The International Monetary Fund (IMF) has commended Pakistan for recent economic stabilization measures while calling for a faster pace of structural reforms to ensure long-term growth and resilience.
IMF Deputy Managing Director Nigel Clarke said Pakistan’s tightening of monetary policy has helped curb inflation and stabilize financial markets, while fiscal and external deficits continue to narrow. GDP growth is projected to improve from 3% to 3.2% this year.
“Inflation expectations remain anchored, and the economy has weathered multiple shocks,” Clarke said. He also welcomed the release of Pakistan’s Governance and Corruption Report, describing transparency as essential for sustainable economic management.
Budget, taxes and fiscal discipline
As part of commitments under the IMF program, Pakistan confirmed that its upcoming federal budget will align with IMF conditions. Additional steps include new tax measures to meet revenue targets, potential mid-year fiscal adjustments, and a pledge to avoid tax amnesty schemes while phasing out existing exemptions.
These initiatives aim to strengthen government revenue and reinforce fiscal discipline.
Reforms in private sector, energy, and SOEs
The IMF stressed that durable economic progress depends on high-quality private investment. Clarke highlighted the need to simplify tax structures, broaden the tax base, reform state-owned enterprises (SOEs), and accelerate privatization.
Energy sector reforms remain critical, particularly reducing generation and transmission costs and containing circular debt.
“These reforms are crucial for Pakistan’s competitiveness and long-term economic health,” Clarke noted.

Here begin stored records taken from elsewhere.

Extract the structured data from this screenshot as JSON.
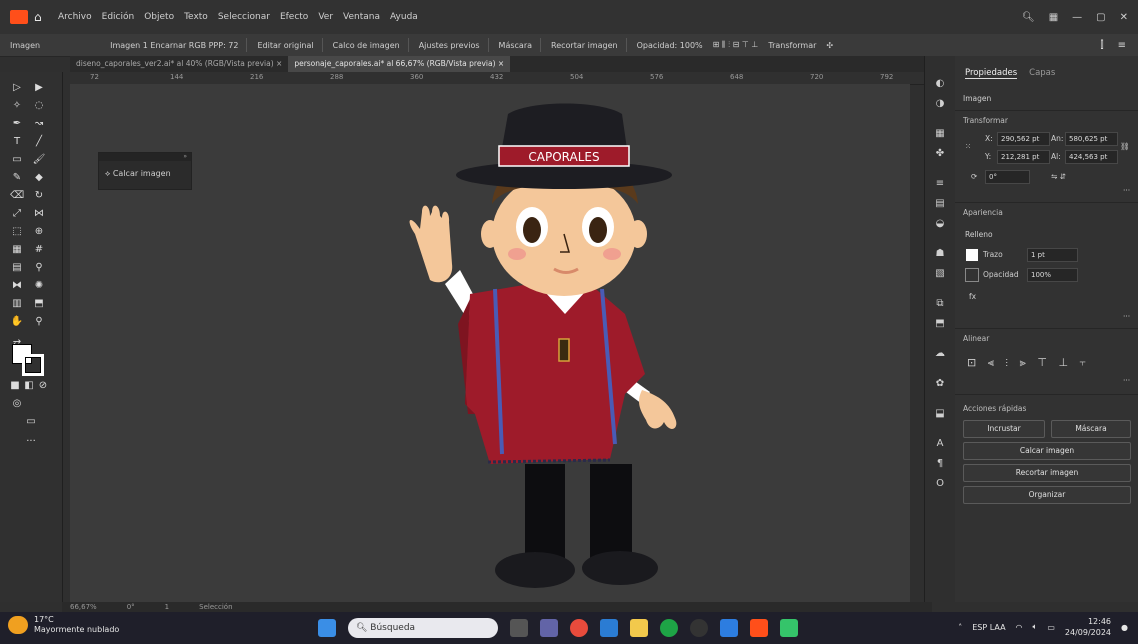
{
  "menubar": {
    "items": [
      "Archivo",
      "Edición",
      "Objeto",
      "Texto",
      "Seleccionar",
      "Efecto",
      "Ver",
      "Ventana",
      "Ayuda"
    ],
    "window_controls": [
      "—",
      "▢",
      "✕"
    ]
  },
  "control_bar": {
    "label": "Imagen",
    "items": [
      "Imagen 1 Encarnar  RGB  PPP: 72",
      "Editar original",
      "Calco de imagen",
      "Ajustes previos",
      "Máscara",
      "Recortar imagen",
      "Opacidad: 100%",
      "Transformar"
    ]
  },
  "document_tabs": [
    {
      "label": "diseno_caporales_ver2.ai* al 40% (RGB/Vista previa)",
      "active": false
    },
    {
      "label": "personaje_caporales.ai* al 66,67% (RGB/Vista previa)",
      "active": true
    }
  ],
  "ruler_ticks": [
    "72",
    "144",
    "216",
    "288",
    "360",
    "432",
    "504",
    "576",
    "648",
    "720",
    "792"
  ],
  "float_panel": {
    "label": "Calcar imagen"
  },
  "artwork": {
    "hat_band_text": "CAPORALES"
  },
  "properties": {
    "tabs": [
      "Propiedades",
      "Capas"
    ],
    "object_type": "Imagen",
    "transform_label": "Transformar",
    "x_label": "X:",
    "x_value": "290,562 pt",
    "y_label": "Y:",
    "y_value": "212,281 pt",
    "w_label": "An:",
    "w_value": "580,625 pt",
    "h_label": "Al:",
    "h_value": "424,563 pt",
    "rotate_value": "0°",
    "appearance_label": "Apariencia",
    "fill_label": "Relleno",
    "stroke_label": "Trazo",
    "opacity_label": "Opacidad",
    "opacity_value": "100%",
    "fx_label": "fx",
    "align_label": "Alinear",
    "quick_actions_label": "Acciones rápidas",
    "btn_embed": "Incrustar",
    "btn_mask": "Máscara",
    "btn_trace": "Calcar imagen",
    "btn_crop": "Recortar imagen",
    "btn_arrange": "Organizar"
  },
  "statusbar": {
    "zoom": "66,67%",
    "rotation": "0°",
    "page": "1",
    "tool": "Selección"
  },
  "taskbar": {
    "weather_temp": "17°C",
    "weather_desc": "Mayormente nublado",
    "search_placeholder": "Búsqueda",
    "lang": "ESP LAA",
    "time": "12:46",
    "date": "24/09/2024"
  },
  "colors": {
    "accent": "#ff4f1a",
    "poncho": "#9e1b2a",
    "hat": "#1d1d22",
    "skin": "#f4c79a"
  }
}
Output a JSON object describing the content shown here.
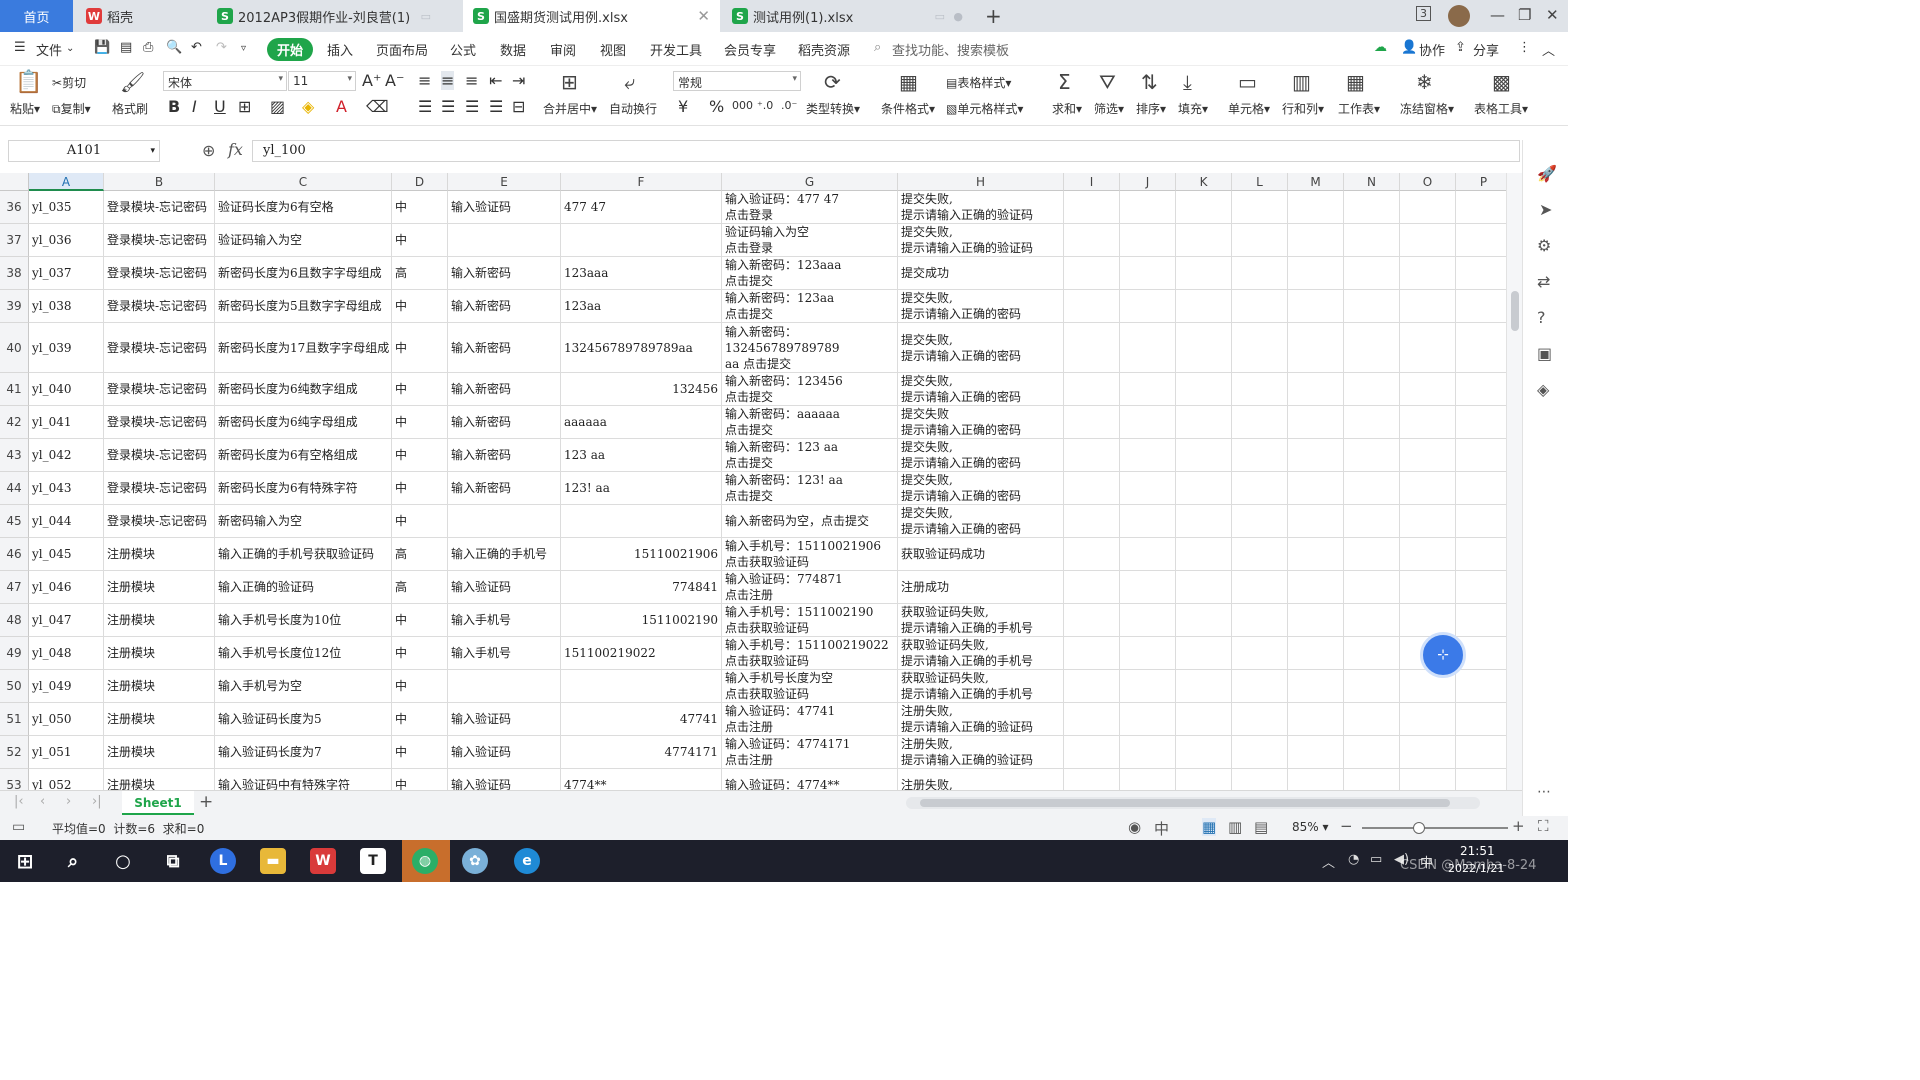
{
  "tabs": [
    {
      "label": "首页",
      "kind": "home"
    },
    {
      "label": "稻壳",
      "kind": "doc",
      "color": "#e03b3b",
      "glyph": "W"
    },
    {
      "label": "2012AP3假期作业-刘良营(1)",
      "kind": "xls",
      "color": "#1fa54a",
      "glyph": "S"
    },
    {
      "label": "国盛期货测试用例.xlsx",
      "kind": "xls",
      "color": "#1fa54a",
      "glyph": "S",
      "active": true
    },
    {
      "label": "测试用例(1).xlsx",
      "kind": "xls",
      "color": "#1fa54a",
      "glyph": "S"
    }
  ],
  "tab_add": "+",
  "window_badge": "3",
  "menu": {
    "file": "文件",
    "items": [
      "开始",
      "插入",
      "页面布局",
      "公式",
      "数据",
      "审阅",
      "视图",
      "开发工具",
      "会员专享",
      "稻壳资源"
    ],
    "search": "查找功能、搜索模板",
    "collab": "协作",
    "share": "分享"
  },
  "ribbon": {
    "paste": "粘贴",
    "cut": "剪切",
    "copy": "复制",
    "format_painter": "格式刷",
    "font": "宋体",
    "size": "11",
    "number_format": "常规",
    "merge": "合并居中",
    "wrap": "自动换行",
    "type_convert": "类型转换",
    "cond_format": "条件格式",
    "table_style": "表格样式",
    "cell_style": "单元格样式",
    "sum": "求和",
    "filter": "筛选",
    "sort": "排序",
    "fill": "填充",
    "cell": "单元格",
    "rowcol": "行和列",
    "sheet": "工作表",
    "freeze": "冻结窗格",
    "tools": "表格工具"
  },
  "formula_bar": {
    "name_box": "A101",
    "fx": "fx",
    "content": "yl_100"
  },
  "columns": [
    "A",
    "B",
    "C",
    "D",
    "E",
    "F",
    "G",
    "H",
    "I",
    "J",
    "K",
    "L",
    "M",
    "N",
    "O",
    "P"
  ],
  "rows": [
    {
      "n": "36",
      "a": "yl_035",
      "b": "登录模块-忘记密码",
      "c": "验证码长度为6有空格",
      "d": "中",
      "e": "输入验证码",
      "f": "477 47",
      "g": "输入验证码：477 47\n点击登录",
      "h": "提交失败,\n提示请输入正确的验证码"
    },
    {
      "n": "37",
      "a": "yl_036",
      "b": "登录模块-忘记密码",
      "c": "验证码输入为空",
      "d": "中",
      "e": "",
      "f": "",
      "g": "验证码输入为空\n点击登录",
      "h": "提交失败,\n提示请输入正确的验证码"
    },
    {
      "n": "38",
      "a": "yl_037",
      "b": "登录模块-忘记密码",
      "c": "新密码长度为6且数字字母组成",
      "d": "高",
      "e": "输入新密码",
      "f": "123aaa",
      "g": "输入新密码：123aaa\n点击提交",
      "h": "提交成功"
    },
    {
      "n": "39",
      "a": "yl_038",
      "b": "登录模块-忘记密码",
      "c": "新密码长度为5且数字字母组成",
      "d": "中",
      "e": "输入新密码",
      "f": "123aa",
      "g": "输入新密码：123aa\n点击提交",
      "h": "提交失败,\n提示请输入正确的密码"
    },
    {
      "n": "40",
      "a": "yl_039",
      "b": "登录模块-忘记密码",
      "c": "新密码长度为17且数字字母组成",
      "d": "中",
      "e": "输入新密码",
      "f": "132456789789789aa",
      "g": "输入新密码：\n132456789789789\naa 点击提交",
      "h": "提交失败,\n提示请输入正确的密码"
    },
    {
      "n": "41",
      "a": "yl_040",
      "b": "登录模块-忘记密码",
      "c": "新密码长度为6纯数字组成",
      "d": "中",
      "e": "输入新密码",
      "f": "132456",
      "f_right": true,
      "g": "输入新密码：123456\n点击提交",
      "h": "提交失败,\n提示请输入正确的密码"
    },
    {
      "n": "42",
      "a": "yl_041",
      "b": "登录模块-忘记密码",
      "c": "新密码长度为6纯字母组成",
      "d": "中",
      "e": "输入新密码",
      "f": "aaaaaa",
      "g": "输入新密码：aaaaaa\n点击提交",
      "h": "提交失败\n提示请输入正确的密码"
    },
    {
      "n": "43",
      "a": "yl_042",
      "b": "登录模块-忘记密码",
      "c": "新密码长度为6有空格组成",
      "d": "中",
      "e": "输入新密码",
      "f": "123 aa",
      "g": "输入新密码：123 aa\n点击提交",
      "h": "提交失败,\n提示请输入正确的密码"
    },
    {
      "n": "44",
      "a": "yl_043",
      "b": "登录模块-忘记密码",
      "c": "新密码长度为6有特殊字符",
      "d": "中",
      "e": "输入新密码",
      "f": "123! aa",
      "g": "输入新密码：123! aa\n点击提交",
      "h": "提交失败,\n提示请输入正确的密码"
    },
    {
      "n": "45",
      "a": "yl_044",
      "b": "登录模块-忘记密码",
      "c": "新密码输入为空",
      "d": "中",
      "e": "",
      "f": "",
      "g": "输入新密码为空，点击提交",
      "h": "提交失败,\n提示请输入正确的密码"
    },
    {
      "n": "46",
      "a": "yl_045",
      "b": "注册模块",
      "c": "输入正确的手机号获取验证码",
      "d": "高",
      "e": "输入正确的手机号",
      "f": "15110021906",
      "f_right": true,
      "g": "输入手机号：15110021906\n点击获取验证码",
      "h": "获取验证码成功"
    },
    {
      "n": "47",
      "a": "yl_046",
      "b": "注册模块",
      "c": "输入正确的验证码",
      "d": "高",
      "e": "输入验证码",
      "f": "774841",
      "f_right": true,
      "g": "输入验证码：774871\n点击注册",
      "h": "注册成功"
    },
    {
      "n": "48",
      "a": "yl_047",
      "b": "注册模块",
      "c": "输入手机号长度为10位",
      "d": "中",
      "e": "输入手机号",
      "f": "1511002190",
      "f_right": true,
      "g": "输入手机号：1511002190\n点击获取验证码",
      "h": "获取验证码失败,\n提示请输入正确的手机号"
    },
    {
      "n": "49",
      "a": "yl_048",
      "b": "注册模块",
      "c": "输入手机号长度位12位",
      "d": "中",
      "e": "输入手机号",
      "f": "151100219022",
      "g": "输入手机号：151100219022\n点击获取验证码",
      "h": "获取验证码失败,\n提示请输入正确的手机号"
    },
    {
      "n": "50",
      "a": "yl_049",
      "b": "注册模块",
      "c": "输入手机号为空",
      "d": "中",
      "e": "",
      "f": "",
      "g": "输入手机号长度为空\n点击获取验证码",
      "h": "获取验证码失败,\n提示请输入正确的手机号"
    },
    {
      "n": "51",
      "a": "yl_050",
      "b": "注册模块",
      "c": "输入验证码长度为5",
      "d": "中",
      "e": "输入验证码",
      "f": "47741",
      "f_right": true,
      "g": "输入验证码：47741\n点击注册",
      "h": "注册失败,\n提示请输入正确的验证码"
    },
    {
      "n": "52",
      "a": "yl_051",
      "b": "注册模块",
      "c": "输入验证码长度为7",
      "d": "中",
      "e": "输入验证码",
      "f": "4774171",
      "f_right": true,
      "g": "输入验证码：4774171\n点击注册",
      "h": "注册失败,\n提示请输入正确的验证码"
    },
    {
      "n": "53",
      "a": "yl_052",
      "b": "注册模块",
      "c": "输入验证码中有特殊字符",
      "d": "中",
      "e": "输入验证码",
      "f": "4774**",
      "g": "输入验证码：4774**",
      "h": "注册失败,"
    }
  ],
  "sheet": {
    "name": "Sheet1",
    "add": "+"
  },
  "status": {
    "stats": "平均值=0  计数=6  求和=0",
    "zoom": "85%"
  },
  "taskbar": {
    "time": "21:51",
    "date": "2022/1/21",
    "watermark": "CSDN @Mamba-8-24"
  },
  "colors": {
    "accent_green": "#1fa54a",
    "home_tab": "#3a7bde",
    "taskbar": "#1d1f2b"
  }
}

Climate resilience and financial oversight
Clarke underscored the urgent need to strengthen Pakistan’s capacity to respond to severe weather events. The IMF’s Resilience and Sustainability Facility (RSF) is helping the country improve disaster preparedness, water management, and climate risk mitigation.
Enhanced financial sector monitoring is also vital to support growth across services and other key industries.
Key economic indicators
According to the IMF’s latest data:
Population: 245 million
Per capita income: $1,676
Poverty rate: 21.9%
GDP growth: 3.2% (target 4.2%)
Unemployment: expected to decline from 8.3% to 7.5%
Average inflation: 6.3%
Budget deficit: projected to fall from 5.6% to 4.0%
Foreign reserves: expected to grow from $9.4bn to $17.8bn
While these metrics show meaningful progress, Clarke stressed that sustained reforms are essential to maintaining economic momentum.
Way forward
The IMF urged Pakistan to:
Speed up private sector reforms
Strengthen energy and SOE governance
Simplify and broaden tax policies
Enhance climate and disaster preparedness
Clarke said Pakistan’s progress is encouraging, but the country must stay committed to deep reforms to secure long-term stability and attract quality investment.